Contributed by: PumpScout Staff

Morgan Advanced Materials, a world leader in advanced materials for the electronics, energy, healthcare, petrochemical, and transportation industries, has announced its capability to design and manufacture a range of components that are compatible with ultrasonic Acoustic Doppler Current Profilers (ADCP) technologies. In addition to offering advanced ADCP materials, Morgan also manufactures braze alloys, high temperature insulation, molten metal systems, seals, bearings, and more.

The ADCP is a hydro-acoustic current meter which resembles sonar. This technology is able to measure water current velocities over a depth range by utilizing the Doppler Effect where sound waves are reflected back from particles within a water column. This innovative technology can be used in many applications, including oceanographic surveys, waterway, and wastewater usage.

ADCPs have been on the market for many years, but new developments have greatly improved the efficiency and versatility of this technology. Today, working frequencies start at 38 kHz and increase to several megahertz, depending on what kind of ADCP you choose.

To further enhance its ADCP, Morgan Advanced Materials is creating ceramic ultrasound transducers that come in a wide range of shapes and geometries measuring up to 10 inches in diameter. It is also harnessing its manufacturing capabilities in order to produce large ceramic blocks that are perfect for low frequency requirements. The transducers use piezo-composite elements in order to increase efficiency, bandwidth, and range.

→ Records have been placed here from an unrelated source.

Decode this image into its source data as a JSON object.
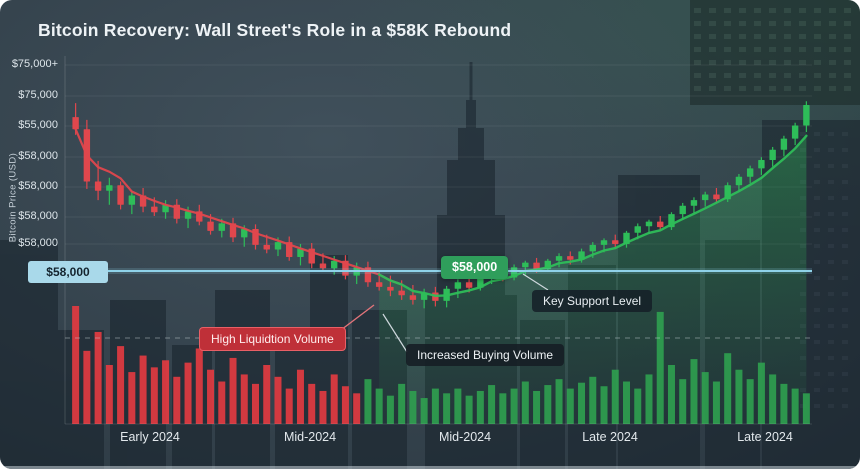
{
  "colors": {
    "background_top": "#3a4a55",
    "background_bottom": "#232f38",
    "bull_green": "#2ebd59",
    "bear_red": "#e0474d",
    "volume_red": "#e23b41",
    "volume_green": "#2f9e4f",
    "trend_red": "#e0474d",
    "trend_green": "#2ebd59",
    "support_blue": "#8fd2e9",
    "badge_blue_bg": "#a9d9ea",
    "badge_green_bg": "#2f9e5b",
    "badge_red_bg": "#bf3038",
    "badge_dark_bg": "#1c2930",
    "grid_line": "rgba(255,255,255,0.07)"
  },
  "chart_data": {
    "type": "candlestick",
    "title": "Bitcoin Recovery: Wall Street's Role in a $58K Rebound",
    "y_axis_label": "Bitcoin Price (USD)",
    "y_tick_labels": [
      "$75,000+",
      "$75,000",
      "$55,000",
      "$58,000",
      "$58,000",
      "$58,000",
      "$58,000"
    ],
    "y_axis_support_badge": "$58,000",
    "x_tick_labels": [
      "Early 2024",
      "Mid-2024",
      "Mid-2024",
      "Late 2024",
      "Late 2024"
    ],
    "support_level": 58000,
    "support_badge_label": "$58,000",
    "annotations": {
      "key_support": "Key Support Level",
      "high_liquidation": "High Liquidtion Volume",
      "increased_buying": "Increased Buying Volume"
    },
    "grid": true,
    "legend_position": "none",
    "candles": [
      [
        74500,
        76000,
        72600,
        73200
      ],
      [
        73200,
        74200,
        66800,
        67600
      ],
      [
        67600,
        69800,
        65600,
        66600
      ],
      [
        66600,
        68000,
        65100,
        67200
      ],
      [
        67200,
        67600,
        64600,
        65100
      ],
      [
        65100,
        66600,
        64100,
        66100
      ],
      [
        66100,
        66900,
        64300,
        64900
      ],
      [
        64900,
        65900,
        63900,
        64300
      ],
      [
        64300,
        65600,
        63600,
        65100
      ],
      [
        65100,
        65700,
        63100,
        63600
      ],
      [
        63600,
        64900,
        62600,
        64400
      ],
      [
        64400,
        65100,
        62900,
        63300
      ],
      [
        63300,
        64100,
        61900,
        62300
      ],
      [
        62300,
        63600,
        61600,
        63100
      ],
      [
        63100,
        63700,
        61100,
        61600
      ],
      [
        61600,
        62900,
        60600,
        62500
      ],
      [
        62500,
        63000,
        60300,
        60800
      ],
      [
        60800,
        61900,
        59900,
        60300
      ],
      [
        60300,
        61600,
        59600,
        61100
      ],
      [
        61100,
        61700,
        59100,
        59500
      ],
      [
        59500,
        60900,
        58600,
        60400
      ],
      [
        60400,
        61000,
        58300,
        58800
      ],
      [
        58800,
        59900,
        57900,
        58300
      ],
      [
        58300,
        59600,
        57600,
        59100
      ],
      [
        59100,
        59700,
        57100,
        57500
      ],
      [
        57500,
        58900,
        56600,
        58400
      ],
      [
        58400,
        59000,
        56300,
        56800
      ],
      [
        56800,
        57900,
        55900,
        56300
      ],
      [
        56300,
        57500,
        55300,
        55900
      ],
      [
        55900,
        57000,
        54900,
        55400
      ],
      [
        55400,
        56500,
        54400,
        54900
      ],
      [
        54900,
        56100,
        54000,
        55700
      ],
      [
        55700,
        56300,
        54200,
        54800
      ],
      [
        54800,
        56400,
        54100,
        56100
      ],
      [
        56100,
        57100,
        55100,
        56800
      ],
      [
        56800,
        57500,
        55700,
        56200
      ],
      [
        56200,
        57700,
        55900,
        57400
      ],
      [
        57400,
        58300,
        56600,
        58000
      ],
      [
        58000,
        58600,
        56900,
        57300
      ],
      [
        57300,
        58700,
        57000,
        58400
      ],
      [
        58400,
        59100,
        57500,
        58900
      ],
      [
        58900,
        59400,
        57800,
        58200
      ],
      [
        58200,
        59300,
        57900,
        59100
      ],
      [
        59100,
        59900,
        58400,
        59600
      ],
      [
        59600,
        60100,
        58700,
        59200
      ],
      [
        59200,
        60400,
        58900,
        60100
      ],
      [
        60100,
        61100,
        59400,
        60800
      ],
      [
        60800,
        61500,
        60000,
        61300
      ],
      [
        61300,
        61900,
        60400,
        60900
      ],
      [
        60900,
        62300,
        60500,
        62100
      ],
      [
        62100,
        63100,
        61400,
        62800
      ],
      [
        62800,
        63500,
        62000,
        63300
      ],
      [
        63300,
        63900,
        62300,
        62700
      ],
      [
        62700,
        64300,
        62400,
        64100
      ],
      [
        64100,
        65300,
        63500,
        65000
      ],
      [
        65000,
        65900,
        64200,
        65600
      ],
      [
        65600,
        66500,
        64900,
        66200
      ],
      [
        66200,
        66900,
        65300,
        65700
      ],
      [
        65700,
        67500,
        65400,
        67200
      ],
      [
        67200,
        68400,
        66600,
        68100
      ],
      [
        68100,
        69300,
        67400,
        69000
      ],
      [
        69000,
        70200,
        68300,
        69900
      ],
      [
        69900,
        71300,
        69200,
        71000
      ],
      [
        71000,
        72500,
        70300,
        72200
      ],
      [
        72200,
        73900,
        71500,
        73600
      ],
      [
        73600,
        76200,
        72900,
        75800
      ]
    ],
    "volumes": [
      1.0,
      0.62,
      0.78,
      0.5,
      0.66,
      0.44,
      0.58,
      0.48,
      0.54,
      0.4,
      0.52,
      0.64,
      0.46,
      0.36,
      0.56,
      0.42,
      0.34,
      0.5,
      0.4,
      0.3,
      0.46,
      0.34,
      0.28,
      0.42,
      0.32,
      0.26,
      0.38,
      0.3,
      0.24,
      0.34,
      0.28,
      0.22,
      0.3,
      0.26,
      0.3,
      0.24,
      0.28,
      0.33,
      0.26,
      0.3,
      0.36,
      0.28,
      0.33,
      0.38,
      0.3,
      0.35,
      0.4,
      0.32,
      0.46,
      0.36,
      0.3,
      0.42,
      0.95,
      0.5,
      0.38,
      0.55,
      0.44,
      0.36,
      0.6,
      0.46,
      0.38,
      0.52,
      0.42,
      0.34,
      0.3,
      0.26
    ],
    "volume_color_split_index": 26,
    "bearish_trend_end_index": 29,
    "bullish_trend_start_index": 27
  }
}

Made from a modified range of soft piezoelectric (PZT) materials, including PZT5H1 and PZT5A1, the transducers have been specially developed. Using inspiration from Morgan’s proprietary range of ceramics, the new products are able to deliver greater sensitivity. The transducers utilize large size blocks, which increase directivity, lower the operating frequency, and reduce the profiling range, all while accounting for interference from objects that are located within the profiling range.